COLUNAS 

Fazia um bom tempo que não ia cortar o cabelo no salão. Em toda minha vida, só fui ao barbeiro mesmo, essa entidade. Nunca fui a cabeleireiros, essa coisa mais profissional e menos cultural. Coisa de quem cultiva a vaidade, não para mim, sempre flertando entre a carequice e a calvície desde antes de crescerem pelos aqui e ali.

Os “barber shop” – com nossa estranha mania de colocar nomes em inglês para tudo – cortando cabelo em um ambiente gourmet que vende de uísques a tatuagens são algo ainda bem estranho para mim, como subcelebridades de redes sociais ou pobres de direita. 

Calvo desde os 20 anos, meu salão tem sido o banheiro de casa com meu estoque de lâminas de barbear já há algum tempo. Quebrei a rotina semana passada. Achei nostálgico me recordar desse ambiente lúdico do psicólogo da periferia.

Os barbeiros e os taxistas guardam segredos que derrubariam a República, eles ouvem confissões tão íntimas quanto soltas dos tantos que passam por suas cadeiras com um grande pano nos protegendo de nossos próprios cabelos.

Dos 45 minutos sentado naquela poltrona característica, uns 20 são dedicados aos papos, cumprimentos aos conhecidos passando na rua e teorias mirabolantes que resolveriam os problemas da humanidade, se as autoridades (in)competentes dessem ouvidos aos aperfeiçoadores de madeixas. Eles, sim, sabem toda a verdade do mundo.
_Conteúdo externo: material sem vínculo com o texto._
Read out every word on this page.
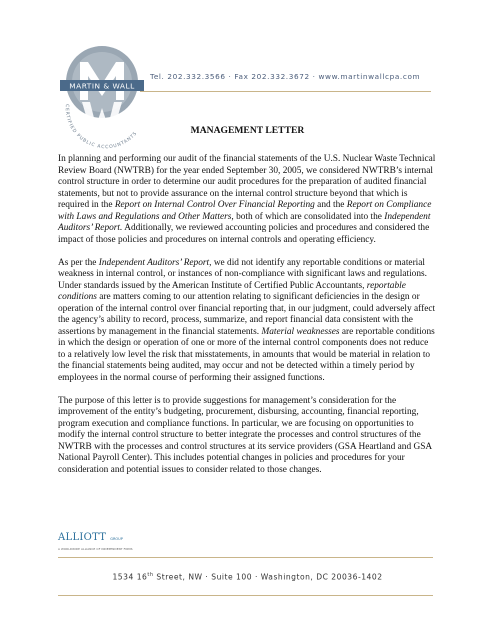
MARTIN & WALL
CERTIFIED PUBLIC ACCOUNTANTS
Tel. 202.332.3566 · Fax 202.332.3672 · www.martinwallcpa.com
MANAGEMENT LETTER

In planning and performing our audit of the financial statements of the U.S. Nuclear Waste Technical Review Board (NWTRB) for the year ended September 30, 2005, we considered NWTRB’s internal control structure in order to determine our audit procedures for the preparation of audited financial statements, but not to provide assurance on the internal control structure beyond that which is required in the Report on Internal Control Over Financial Reporting and the Report on Compliance with Laws and Regulations and Other Matters, both of which are consolidated into the Independent Auditors’ Report. Additionally, we reviewed accounting policies and procedures and considered the impact of those policies and procedures on internal controls and operating efficiency.

As per the Independent Auditors’ Report, we did not identify any reportable conditions or material weakness in internal control, or instances of non-compliance with significant laws and regulations. Under standards issued by the American Institute of Certified Public Accountants, reportable conditions are matters coming to our attention relating to significant deficiencies in the design or operation of the internal control over financial reporting that, in our judgment, could adversely affect the agency’s ability to record, process, summarize, and report financial data consistent with the assertions by management in the financial statements. Material weaknesses are reportable conditions in which the design or operation of one or more of the internal control components does not reduce to a relatively low level the risk that misstatements, in amounts that would be material in relation to the financial statements being audited, may occur and not be detected within a timely period by employees in the normal course of performing their assigned functions.

The purpose of this letter is to provide suggestions for management’s consideration for the improvement of the entity’s budgeting, procurement, disbursing, accounting, financial reporting, program execution and compliance functions. In particular, we are focusing on opportunities to modify the internal control structure to better integrate the processes and control structures of the NWTRB with the processes and control structures at its service providers (GSA Heartland and GSA National Payroll Center). This includes potential changes in policies and procedures for your consideration and potential issues to consider related to those changes.

ALLIOTT GROUP
A WORLDWIDE ALLIANCE OF INDEPENDENT FIRMS
1534 16th Street, NW · Suite 100 · Washington, DC 20036-1402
E cobram de nós uma lealdade meio estranha. Experimente cortar sua juba com o outro profissional do salão ou no concorrente ao lado – pois não há barbeiro solitário, eles costumam se acomodar na mesma calçada, como um shopping capilar no centro da cidade. Pode ter certeza de que haverá ciúmes maiores do que o de relacionamentos abusivos.

São olhares tortos e desconfiados, seguidos de cumprimentos mais apertados do que o normal depois de uma traição como essa. Da até medo depois de voltar a cortar o cabelo com quem se sentiu traído. Imagine o sentimento de posse na cabeça de quem tem uma navalha na mão (no meu caso).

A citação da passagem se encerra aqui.